The author has convincingly depicted the story from the perspectives of both the Union and Confederate troops, emphasizing their conflicting ideas about slavery and racism. The best aspect of this narrative is that I did not know about the plot. That’s why I couldn’t wait to read the following chapter after the previous one. The author has done an outstanding job describing the psychological state and cognitive processes of characters, not only the main characters but also supporting characters such as Dori, Henry Lee, and Whitaker Hill, among others. The story shows how war affects everyone, not just soldiers on the front lines, but also women and children. The worst consequences of the conflict were not only the deaths but also a lack of food, as well as emotional and psychological harm to survivors and residents in the afflicted region.

I admire Decker, who stood for what he believed in and that he believed in his father’s advice that “the pursuit of happiness” meant three things: work to do, something to hope for, and someone to love. I wished the story had a different ending, but life doesn’t always go as planned, and this story represents that. I liked how the author put interesting quotes at the beginning of each chapter, such as “I had reasoned this out in my mind; there was one of two things I had a right to; liberty, or death; if I couldn’t have one, I would have the other” by Harriet Tubman.

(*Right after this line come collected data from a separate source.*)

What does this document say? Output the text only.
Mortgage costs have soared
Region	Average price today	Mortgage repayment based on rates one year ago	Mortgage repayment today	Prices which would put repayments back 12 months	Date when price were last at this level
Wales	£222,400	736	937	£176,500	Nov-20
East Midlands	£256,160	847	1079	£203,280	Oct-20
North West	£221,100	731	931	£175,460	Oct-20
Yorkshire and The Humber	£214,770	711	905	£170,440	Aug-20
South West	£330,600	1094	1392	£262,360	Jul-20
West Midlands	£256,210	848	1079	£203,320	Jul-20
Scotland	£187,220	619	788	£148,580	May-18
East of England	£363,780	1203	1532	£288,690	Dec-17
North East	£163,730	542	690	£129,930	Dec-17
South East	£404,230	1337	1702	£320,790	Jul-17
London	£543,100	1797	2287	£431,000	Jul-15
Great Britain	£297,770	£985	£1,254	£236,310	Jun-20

Although there were a few grammatical errors in this work, I believe it was professionally edited. I give this book 4 out of 4 stars. This book covers a wide range of issues, such as love, war, slavery, and racism. I recommend this book to mature readers who enjoy historical fiction since it contains violence, and the author does an excellent job of explaining the conflict so that one can easily construct a mental image of what is happening.